Here are a few things I’ve learned along the way:
1) When getting ready to go out, tell the parentals a good 10 minutes in advance so that they can conveniently go to the bathroom (Mom and Dad), put on lipstick (Mom), find and put on baseball cap (Dad) and hopefully remind me to bring whatever it is that’s needed for this particular outing.
2) When actually leaving the unit, have parentals go ahead and get the elevator – during which time I can gather whatever they forgot, pee, lock up and still get to the elevator, myself, by the time the doors open.

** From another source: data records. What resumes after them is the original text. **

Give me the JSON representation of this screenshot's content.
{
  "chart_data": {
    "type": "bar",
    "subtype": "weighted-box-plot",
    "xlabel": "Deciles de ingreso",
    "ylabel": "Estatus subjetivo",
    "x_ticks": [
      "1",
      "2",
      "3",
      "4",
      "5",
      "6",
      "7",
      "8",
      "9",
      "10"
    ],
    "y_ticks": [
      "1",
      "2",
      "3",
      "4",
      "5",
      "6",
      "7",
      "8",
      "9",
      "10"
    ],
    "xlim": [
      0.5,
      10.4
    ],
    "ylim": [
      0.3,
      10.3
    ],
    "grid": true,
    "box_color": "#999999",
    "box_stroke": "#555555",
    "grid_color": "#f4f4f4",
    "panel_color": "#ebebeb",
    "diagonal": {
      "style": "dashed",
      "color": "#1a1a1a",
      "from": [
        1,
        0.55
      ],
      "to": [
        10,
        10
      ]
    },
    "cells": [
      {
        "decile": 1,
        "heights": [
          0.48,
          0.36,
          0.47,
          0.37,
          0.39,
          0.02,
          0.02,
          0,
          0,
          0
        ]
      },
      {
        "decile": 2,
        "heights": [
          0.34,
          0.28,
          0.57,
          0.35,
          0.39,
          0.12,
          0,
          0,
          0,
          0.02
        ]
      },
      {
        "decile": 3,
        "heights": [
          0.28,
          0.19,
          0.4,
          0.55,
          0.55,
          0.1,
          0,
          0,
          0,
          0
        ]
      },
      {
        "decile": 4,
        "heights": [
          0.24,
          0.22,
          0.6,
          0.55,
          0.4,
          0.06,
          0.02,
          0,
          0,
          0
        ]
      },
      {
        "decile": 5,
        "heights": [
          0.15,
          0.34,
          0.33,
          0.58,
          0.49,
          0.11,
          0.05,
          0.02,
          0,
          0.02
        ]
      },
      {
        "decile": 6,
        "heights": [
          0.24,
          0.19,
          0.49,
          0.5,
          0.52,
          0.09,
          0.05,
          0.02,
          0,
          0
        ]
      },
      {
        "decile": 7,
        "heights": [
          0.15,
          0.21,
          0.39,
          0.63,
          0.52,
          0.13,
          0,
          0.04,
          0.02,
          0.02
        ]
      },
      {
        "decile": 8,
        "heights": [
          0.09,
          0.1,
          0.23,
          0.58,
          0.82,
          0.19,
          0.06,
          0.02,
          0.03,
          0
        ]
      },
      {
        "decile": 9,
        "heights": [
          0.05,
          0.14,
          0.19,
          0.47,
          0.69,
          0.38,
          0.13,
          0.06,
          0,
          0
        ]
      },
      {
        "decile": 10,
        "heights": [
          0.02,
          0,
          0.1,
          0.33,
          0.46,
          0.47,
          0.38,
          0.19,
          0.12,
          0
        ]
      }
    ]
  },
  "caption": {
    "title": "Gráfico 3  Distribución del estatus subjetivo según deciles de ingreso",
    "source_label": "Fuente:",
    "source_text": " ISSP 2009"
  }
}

3) When returning home, drop parentals off at the front door to the building, go park the car, pick up the mail and still get to the elevator by the time the doors open.
See… it’s just a matter of planning ahead, not losing my cool by maintaining my patience and three simple steps of ready, set, go!
Yesterday, as I was driving Dad to the doctor, a car suddenly slowed down in front of me. The driver made a turn and then put on his blinker.
That was helpful to nobody.
When we took the elevator up to the second floor and attempted to get out, a young couple was waiting right in front of the open door. They just stood there and stared at us as if they weren’t the ones that needed to move.
That was helpful to nobody.
Then when we walked out to the car, we noticed that someone had parked in the van-accessible lines next to our handicapped spot. The reason you’re not supposed to park there is so that handicapped people have more space to get in and out of their vehicle (especially if they use a wheelchair or walker).
That was helpful to nobody.
So here’s my advice to the less than brilliant people of this world:
Think before you act. Be considerate. Rules apply to everyone (including you). Actions have consequences. And, as they like to say in the sporting world… JUST DO IT!
When our kids were toddlers we heard, “it wasn’t me,” when crayon drawings suddenly appeared on the wall. “It wasn’t me” rang throughout the house after each broken glass vase or spilled milk puddle was discovered.
As our kids got older, “it wasn’t me” referred to anything from a sibling screaming bloody murder (from being hit or taunted or… just to get their older sibling in trouble) to the refrigerator door being kept open in the hot summer months to food-stained dishes remaining unwashed for extended periods of time.
In our transitioning years (sometimes called the sandwich generation), we might be the ones shouting that all too familiar refrain, “it wasn’t me,” when the last postage stamp is used or the TP goes un-replaced. Or it might be our “my bad” when the keys are locked inside the car or (worse) inside the house.
Or maybe it’s time to man up and take responsibility for our actions – a lesson we can learn from our canine friends who, after calmly farting and stinking up a room, will just lie down and act as if nothing at all had happened!